07 August 2016
I’m making incremental progress on my listening robot project. The ultimate goal is to build a little machine capable of listening to its surroundings, learning from the sound it hears, and then - later - being able to determine its location based upon what it hears. A reasonable prototype robot might be able to remember 5-10 locations, and then tell those locations apart when asked to do so.
There are a number of ways of approaching the software part of the project. I’ve chosen to go down a classical, supervised machine learning route - extracting features from sound, then using them to fit a machine learning model. In essence, this means taking raw sound, and noticing particular qualities of the sound. These qualities are associated with a label - say the name of the location - and used to train a machine learning model.

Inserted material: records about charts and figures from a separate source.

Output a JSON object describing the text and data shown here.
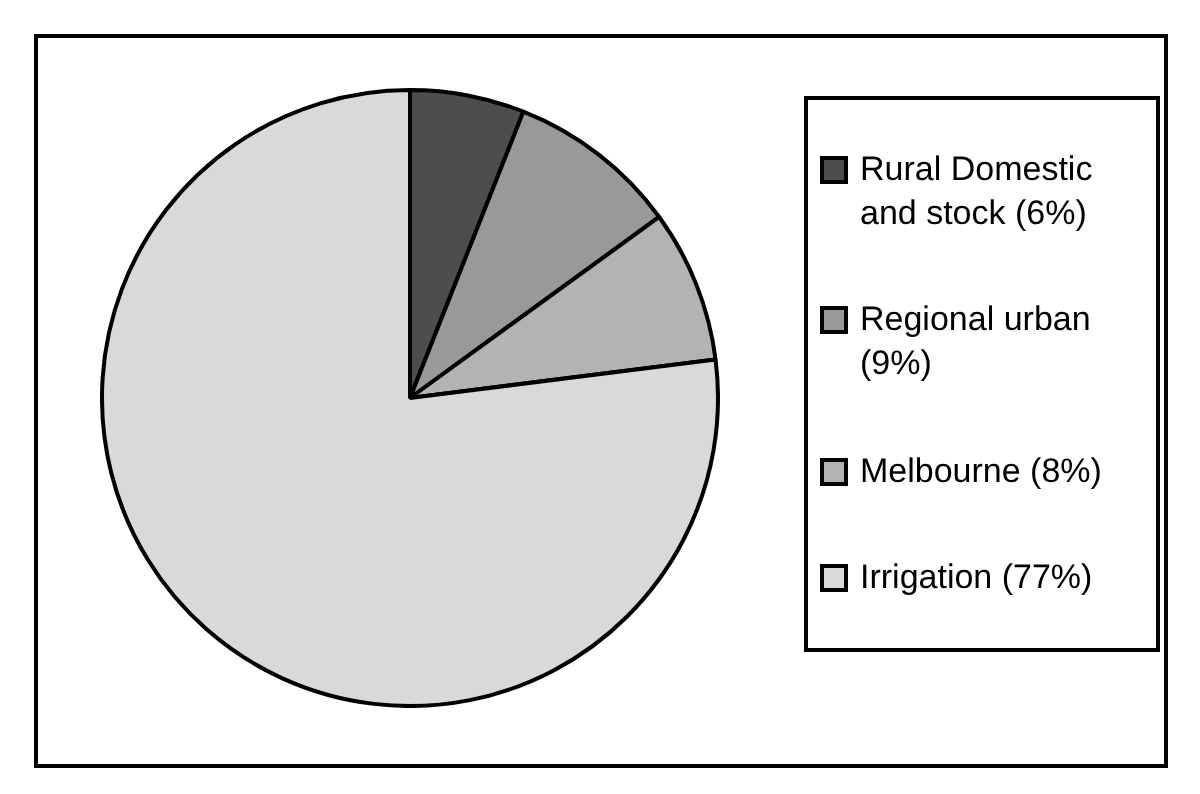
{
  "chart_data": {
    "type": "pie",
    "categories": [
      "Rural Domestic and stock (6%)",
      "Regional urban (9%)",
      "Melbourne (8%)",
      "Irrigation (77%)"
    ],
    "values": [
      6,
      9,
      8,
      77
    ],
    "colors": [
      "#4d4d4d",
      "#999999",
      "#b3b3b3",
      "#d9d9d9"
    ],
    "legend": "right"
  }
}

My work in the last week has been to implement simple feature extraction techniques demonstrated in off-the-shelf audio information extraction libraries Librosa and pyAudioAnalysis. I have been passing in short snippets of music into their feature extraction functions, to output specific features of that sound such as the spectral centroid; a measure of the “brightness of a sound”, and the spectral contrast; a measure of the difference between peaks and valleys in the sound.
In software, I’m implementing feature extractor classes that can be passed some sound, returning feature representations of the sound. I’m trying to get the structure of this right, up front, so I don’t have a lot of refactoring and noodling to do later. I’m also trying to be somewhat agnostic of the underlying library, so that they can be mixed/swapped as needs be.
I’m getting close to just piping feature data into some dumb classifier; getting to a crude proof of concept. I’m not sure whether information extraction techniques more geared towards understanding music are useful for understanding ambient sound - if they’re not, then I may need to adopt another approach.